By the time the boys were stirring the next morning the colored woman and the boy and girl were gone. The storm had cleared away and the sun was shining brightly. But out in the roadway and in the garden attached to the hotel the traces of the heavy downfall of rain were still in evidence.

“I see some beautiful flowers around here,” said Mark, taking a walk with the professor before sitting down to breakfast. “But a great number are strange to me, and so are many of the vegetables and fruits they use.”

“The vegetables mostly in use throughout the island are white and sweet potatoes, carrots, turnips, beets, radishes, cabbage, yams, yautias, cassava, or tapioca, and okra root,” answered Professor Strong. “There are many kinds of beans and peas and also a great variety of squashes and pumpkins. Of fruits the banana is, of course, the leader, but Porto Rico pineapples are delicious and so are the oranges and the cantelopes. Limes are much in use for lime water. Lemons are raised for export.

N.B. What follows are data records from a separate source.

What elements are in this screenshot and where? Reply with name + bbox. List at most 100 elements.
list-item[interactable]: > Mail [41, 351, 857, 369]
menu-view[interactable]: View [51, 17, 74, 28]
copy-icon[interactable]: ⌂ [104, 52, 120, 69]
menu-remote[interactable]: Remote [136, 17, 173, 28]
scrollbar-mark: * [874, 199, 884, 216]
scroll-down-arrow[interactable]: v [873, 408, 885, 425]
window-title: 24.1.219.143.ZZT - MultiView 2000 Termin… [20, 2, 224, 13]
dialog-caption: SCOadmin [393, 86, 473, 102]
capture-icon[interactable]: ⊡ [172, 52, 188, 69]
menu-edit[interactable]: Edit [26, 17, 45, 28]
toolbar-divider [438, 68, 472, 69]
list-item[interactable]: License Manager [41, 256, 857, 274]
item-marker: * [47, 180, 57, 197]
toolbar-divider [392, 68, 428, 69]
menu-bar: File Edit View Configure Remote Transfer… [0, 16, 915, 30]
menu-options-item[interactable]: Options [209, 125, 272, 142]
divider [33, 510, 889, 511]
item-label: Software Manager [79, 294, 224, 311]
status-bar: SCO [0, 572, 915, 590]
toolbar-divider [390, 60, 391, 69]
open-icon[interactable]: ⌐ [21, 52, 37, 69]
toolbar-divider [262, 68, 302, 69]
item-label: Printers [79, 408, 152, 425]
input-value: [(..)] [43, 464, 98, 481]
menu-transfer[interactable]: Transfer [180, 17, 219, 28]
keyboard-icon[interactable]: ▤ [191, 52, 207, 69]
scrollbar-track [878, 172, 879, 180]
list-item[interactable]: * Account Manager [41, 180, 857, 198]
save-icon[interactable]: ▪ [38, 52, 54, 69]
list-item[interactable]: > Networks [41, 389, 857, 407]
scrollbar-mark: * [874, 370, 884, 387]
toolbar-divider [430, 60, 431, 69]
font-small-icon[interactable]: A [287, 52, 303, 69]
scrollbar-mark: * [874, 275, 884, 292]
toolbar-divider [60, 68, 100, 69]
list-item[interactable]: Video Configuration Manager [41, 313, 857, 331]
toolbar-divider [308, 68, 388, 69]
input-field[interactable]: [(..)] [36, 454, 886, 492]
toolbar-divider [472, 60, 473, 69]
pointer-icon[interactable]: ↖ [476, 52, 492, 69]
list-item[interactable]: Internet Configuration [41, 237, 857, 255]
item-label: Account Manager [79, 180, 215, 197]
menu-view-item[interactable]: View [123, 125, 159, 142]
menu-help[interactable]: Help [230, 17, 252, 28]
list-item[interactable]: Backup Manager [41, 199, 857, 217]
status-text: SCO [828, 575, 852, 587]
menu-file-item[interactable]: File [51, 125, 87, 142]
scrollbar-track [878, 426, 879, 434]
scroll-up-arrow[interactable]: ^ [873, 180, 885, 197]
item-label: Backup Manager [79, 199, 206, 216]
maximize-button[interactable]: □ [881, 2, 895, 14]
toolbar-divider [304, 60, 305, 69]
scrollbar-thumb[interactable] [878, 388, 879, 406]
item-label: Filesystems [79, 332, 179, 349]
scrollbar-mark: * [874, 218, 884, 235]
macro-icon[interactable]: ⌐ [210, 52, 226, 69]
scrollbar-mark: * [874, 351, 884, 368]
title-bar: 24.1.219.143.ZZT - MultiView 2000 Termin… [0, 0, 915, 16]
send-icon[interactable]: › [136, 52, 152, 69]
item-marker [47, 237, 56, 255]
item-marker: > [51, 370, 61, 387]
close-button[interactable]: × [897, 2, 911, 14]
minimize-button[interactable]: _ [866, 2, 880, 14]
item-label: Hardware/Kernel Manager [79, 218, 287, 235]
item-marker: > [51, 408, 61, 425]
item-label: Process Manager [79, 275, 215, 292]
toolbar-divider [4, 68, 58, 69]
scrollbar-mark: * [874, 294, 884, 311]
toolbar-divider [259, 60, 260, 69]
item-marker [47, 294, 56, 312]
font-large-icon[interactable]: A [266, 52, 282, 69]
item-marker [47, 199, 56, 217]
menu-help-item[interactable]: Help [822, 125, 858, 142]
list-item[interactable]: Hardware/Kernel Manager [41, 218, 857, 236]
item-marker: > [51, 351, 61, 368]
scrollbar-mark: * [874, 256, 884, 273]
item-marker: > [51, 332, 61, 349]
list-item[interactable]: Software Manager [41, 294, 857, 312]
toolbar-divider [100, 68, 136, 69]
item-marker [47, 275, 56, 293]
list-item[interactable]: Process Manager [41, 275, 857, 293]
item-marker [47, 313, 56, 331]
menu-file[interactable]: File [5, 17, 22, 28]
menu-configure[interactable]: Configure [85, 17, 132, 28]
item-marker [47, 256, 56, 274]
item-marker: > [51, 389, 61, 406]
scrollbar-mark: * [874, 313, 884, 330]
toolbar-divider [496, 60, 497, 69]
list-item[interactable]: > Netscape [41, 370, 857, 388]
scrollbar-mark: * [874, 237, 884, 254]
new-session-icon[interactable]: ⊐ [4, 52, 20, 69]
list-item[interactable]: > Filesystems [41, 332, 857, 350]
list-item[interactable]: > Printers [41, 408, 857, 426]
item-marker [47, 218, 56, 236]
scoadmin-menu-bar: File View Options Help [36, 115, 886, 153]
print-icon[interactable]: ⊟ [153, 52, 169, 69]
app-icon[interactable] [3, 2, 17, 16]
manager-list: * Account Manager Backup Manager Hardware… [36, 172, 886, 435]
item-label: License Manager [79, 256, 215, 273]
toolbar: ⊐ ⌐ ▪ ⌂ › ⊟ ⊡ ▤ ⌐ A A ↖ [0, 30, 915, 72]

There are also a vast number of shrubs and trees which furnish medical extracts, and numerous dyewoods are found here, including fustic, which gives a yellow dye, divi-divi, which gives a reddish-brown dye, mora, which gives bluing, and annotto, which grows in great profusion and furnishes the peculiar golden yellow often used in coloring butter and cheese.”

“Gracious, I didn’t know they used coloring here,” cried Mark.